Intrusive thoughts are ego dystonic. They are the opposite of what you want. The distress they cause is evidence that you care deeply.

When these thoughts become sticky or start dictating how you behave (e.g., avoiding certain situations or engaging in safety rituals), that may be a sign of postpartum OCD, a treatable condition.

ERP therapy is the gold standard treatment for OCD. It helps you build tolerance to uncertainty and teaches you how to stop doing the things that feed the anxiety cycle. You learn to sit with the discomfort, and in doing so, reclaim your presence.

The Cabin by the River

Back to the cabin. I was surrounded by laughter and joy, and I was also doing the mental gymnastics of risk assessment. My daughter wanted to sit by the river, stare up at the trees, and watch the geese.

My brain flooded me with imagery of disaster. Not because I’m paranoid. Not because something was wrong.

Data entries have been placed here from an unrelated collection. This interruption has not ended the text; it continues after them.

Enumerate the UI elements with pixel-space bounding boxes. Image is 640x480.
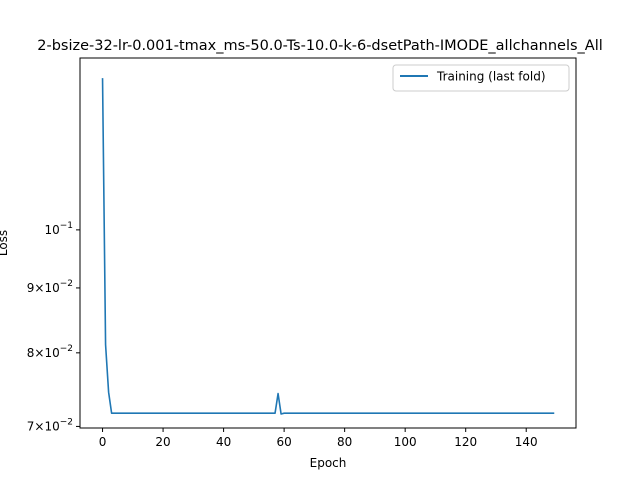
- x-axis-label: Epoch: [310, 456, 347, 470]
- y-tick-base: 8×10: [27, 346, 60, 360]
- y-tick-label: 7×10−2: [27, 417, 73, 433]
- y-tick-exponent: −1: [60, 221, 73, 231]
- legend-box: [392, 64, 570, 92]
- x-tick-label: 140: [515, 435, 538, 449]
- chart-title: 2-bsize-32-lr-0.001-tmax_ms-50.0-Ts-10.0…: [37, 38, 603, 54]
- x-tick-label: 0: [99, 435, 107, 449]
- y-tick-exponent: −2: [60, 344, 73, 354]
- x-tick-label: 80: [337, 435, 352, 449]
- x-axis-ticks: 0 20 40 60 80 100 120 140: [99, 428, 538, 449]
- y-tick-base: 9×10: [27, 281, 60, 295]
- legend-label-training: Training (last fold): [436, 70, 546, 84]
- y-tick-label: 10−1: [44, 221, 73, 237]
- y-tick-base: 10: [44, 223, 59, 237]
- y-axis-ticks: 7×10−28×10−29×10−210−1: [27, 221, 80, 433]
- x-tick-label: 60: [276, 435, 291, 449]
- x-tick-label: 40: [216, 435, 231, 449]
- y-tick-exponent: −2: [60, 279, 73, 289]
- series-line-training: [101, 78, 555, 415]
- y-tick-exponent: −2: [60, 417, 73, 427]
- series-layer: [101, 78, 555, 415]
- y-tick-base: 7×10: [27, 419, 60, 433]
- x-tick-label: 120: [454, 435, 477, 449]
- y-tick-label: 8×10−2: [27, 344, 73, 360]
- y-axis-label: Loss: [0, 230, 10, 256]
- plot-area: [80, 58, 576, 428]
- y-tick-label: 9×10−2: [27, 279, 73, 295]
- x-tick-label: 20: [155, 435, 170, 449]
- x-tick-label: 100: [394, 435, 417, 449]
- plot-frame: [79, 57, 577, 429]
- legend: Training (last fold): [392, 64, 570, 92]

But because this is what the anxious brain does.

And in that moment, I came back to this:

In this moment, my family and I are safe and healthy; I can navigate any challenge if and when it arrives.

It didn’t erase the thoughts. It gave me grounding.

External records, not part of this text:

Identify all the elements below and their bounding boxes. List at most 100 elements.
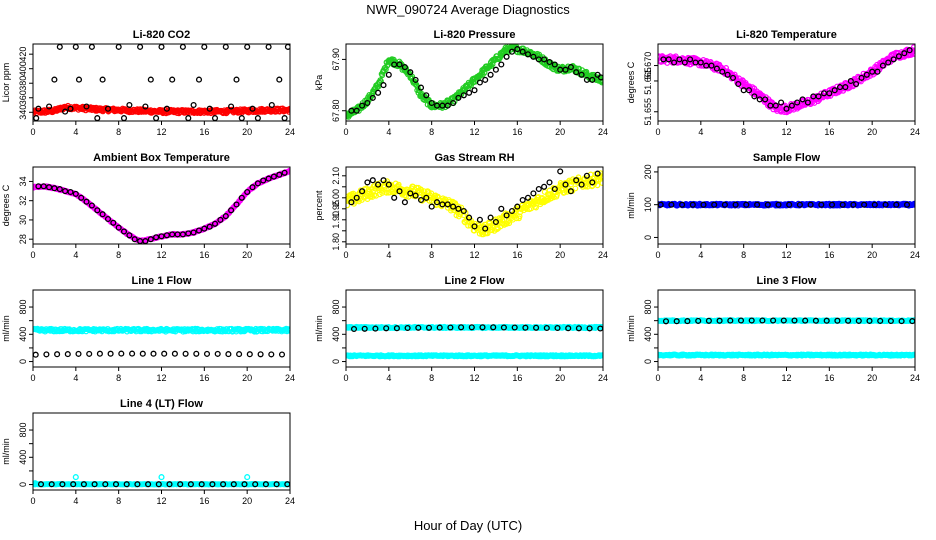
raw-point xyxy=(723,64,729,71)
data-point xyxy=(107,350,114,357)
y-tick-label: 380 xyxy=(18,76,28,91)
plot-area xyxy=(346,168,603,238)
x-tick-label: 20 xyxy=(555,250,565,260)
raw-point xyxy=(554,191,560,198)
raw-point xyxy=(583,68,590,75)
data-point xyxy=(369,177,376,184)
panel-title: Gas Stream RH xyxy=(434,152,514,164)
data-point xyxy=(807,201,814,208)
data-point xyxy=(222,44,229,50)
x-tick-label: 16 xyxy=(512,250,522,260)
x-tick-label: 16 xyxy=(512,373,522,383)
data-point xyxy=(64,351,71,358)
data-point xyxy=(575,325,582,332)
x-tick-label: 4 xyxy=(698,127,703,137)
raw-point xyxy=(286,107,290,113)
data-point xyxy=(858,74,865,81)
data-point xyxy=(206,105,213,112)
data-point xyxy=(244,44,251,50)
data-point xyxy=(877,317,884,324)
y-tick-label: 360 xyxy=(18,90,28,105)
data-point xyxy=(281,169,288,176)
panel-title: Line 1 Flow xyxy=(132,275,192,287)
data-point xyxy=(383,325,390,332)
data-point xyxy=(412,76,419,83)
data-point xyxy=(444,201,451,208)
data-point xyxy=(695,317,702,324)
data-point xyxy=(687,56,694,63)
x-tick-label: 12 xyxy=(156,373,166,383)
raw-point xyxy=(500,221,506,227)
data-point xyxy=(818,201,825,208)
raw-point xyxy=(600,323,603,330)
data-point xyxy=(754,201,761,208)
data-point xyxy=(751,93,758,100)
data-point xyxy=(396,61,403,68)
y-tick-label: 400 xyxy=(331,327,341,342)
y-tick-label: 51.665 xyxy=(643,67,653,95)
series-raw xyxy=(346,44,603,120)
x-tick-label: 12 xyxy=(781,127,791,137)
data-point xyxy=(265,175,272,182)
data-point xyxy=(578,181,585,188)
data-point xyxy=(385,181,392,188)
x-tick-label: 12 xyxy=(469,250,479,260)
data-point xyxy=(514,46,521,53)
y-axis-label: ml/min xyxy=(626,192,636,219)
data-point xyxy=(404,324,411,332)
data-point xyxy=(748,317,755,324)
data-point xyxy=(211,220,219,227)
x-tick-label: 8 xyxy=(429,127,434,137)
data-point xyxy=(276,171,283,178)
data-point xyxy=(211,115,219,121)
data-point xyxy=(721,201,728,208)
data-point xyxy=(193,350,200,357)
raw-point xyxy=(600,78,603,84)
data-point xyxy=(842,84,849,91)
data-point xyxy=(458,324,465,331)
plot-area xyxy=(33,325,290,358)
x-tick-label: 20 xyxy=(555,373,565,383)
data-point xyxy=(407,190,414,197)
data-point xyxy=(772,102,779,109)
data-point xyxy=(567,64,574,71)
data-point xyxy=(153,115,160,121)
y-axis-label: ml/min xyxy=(626,315,636,342)
data-point xyxy=(476,79,483,86)
x-tick-label: 24 xyxy=(598,127,608,137)
series-raw xyxy=(346,170,603,238)
data-point xyxy=(562,66,569,73)
data-point xyxy=(35,105,42,112)
data-point xyxy=(195,227,203,234)
data-point xyxy=(737,317,745,324)
data-point xyxy=(764,201,771,208)
data-point xyxy=(826,90,833,97)
y-tick-label: 100 xyxy=(643,197,653,212)
data-point xyxy=(147,76,154,83)
data-point xyxy=(551,185,558,193)
series-raw xyxy=(33,325,290,335)
panel-title: Line 4 (LT) Flow xyxy=(120,398,203,410)
data-point xyxy=(99,211,106,218)
x-tick-label: 16 xyxy=(199,373,209,383)
data-point xyxy=(171,350,178,357)
x-tick-label: 0 xyxy=(30,127,35,137)
plot-area xyxy=(658,317,915,359)
data-point xyxy=(543,324,550,332)
series-average xyxy=(348,46,603,114)
data-point xyxy=(254,180,261,187)
y-tick-label: 340 xyxy=(18,105,28,120)
data-point xyxy=(201,225,208,232)
x-tick-label: 20 xyxy=(867,127,877,137)
x-tick-label: 0 xyxy=(30,373,35,383)
data-point xyxy=(131,236,138,243)
data-point xyxy=(468,324,475,331)
data-point xyxy=(535,185,542,193)
data-point xyxy=(689,201,696,208)
panel-title: Li-820 CO2 xyxy=(133,29,190,41)
data-point xyxy=(903,201,911,208)
data-point xyxy=(423,92,430,99)
data-point xyxy=(514,203,521,210)
data-point xyxy=(729,74,737,81)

10 Affirmations for Anxious Mothers

If you’re a mother living with anxiety, especially intrusive thoughts, I want you to have some affirmations that speak to the truth of your experience. Not to sugarcoat it. Not to gaslight yourself into being "fine." But to remind yourself of what’s real, here and now.

These affirmations are rooted in mindfulness, acceptance based therapy, and compassion. Use them as gentle anchors when the anxiety swells:

  1. In this moment, my family and I are safe and healthy; I can navigate any challenge if and when it arrives.

  2. Thoughts are not facts. I can have a scary thought without it meaning anything about who I am.

  3. I am allowed to feel anxious and still be a good mother.

  4. My child doesn’t need a perfect mom. She needs a present, loving, and human one.

  5. I can notice this thought and gently bring my attention back to now.

  6. My anxiety is a signal of care, not danger.

  7. I can be brave and anxious at the same time.

  8. I trust myself to respond with love and wisdom when needed.

  9. This moment matters more than the story in my head.

  10. I am doing enough. I am enough. Even now.

Print these out. Write your favorites on sticky notes. Repeat them aloud when you’re rocking your baby, chasing your toddler, or trying to enjoy five minutes of rest. Let them be your companions.

You Are Not Alone

If your anxiety feels unmanageable, if intrusive thoughts are interfering with your ability to bond with your child or enjoy motherhood, know this: help is available. You are not broken. You are not dangerous. You are not alone.

ERP therapy, mindfulness, and values based approaches like Acceptance and Commitment Therapy (ACT) can all support you in finding peace with your mind and reclaiming your experience of motherhood.

And perhaps even more important—you deserve support. You deserve to be witnessed and cared for, just as you witness and care for your child.

Final Thoughts

This Mother's Day wasn’t picture perfect. It was real. And real is more than enough. It’s okay to hold joy and fear at the same time. It’s okay to be the therapist and the anxious mom. It’s okay to let your child explore the riverbank while your thoughts swirl. Just come back to the moment, again and again.

You are already doing the hardest thing: showing up.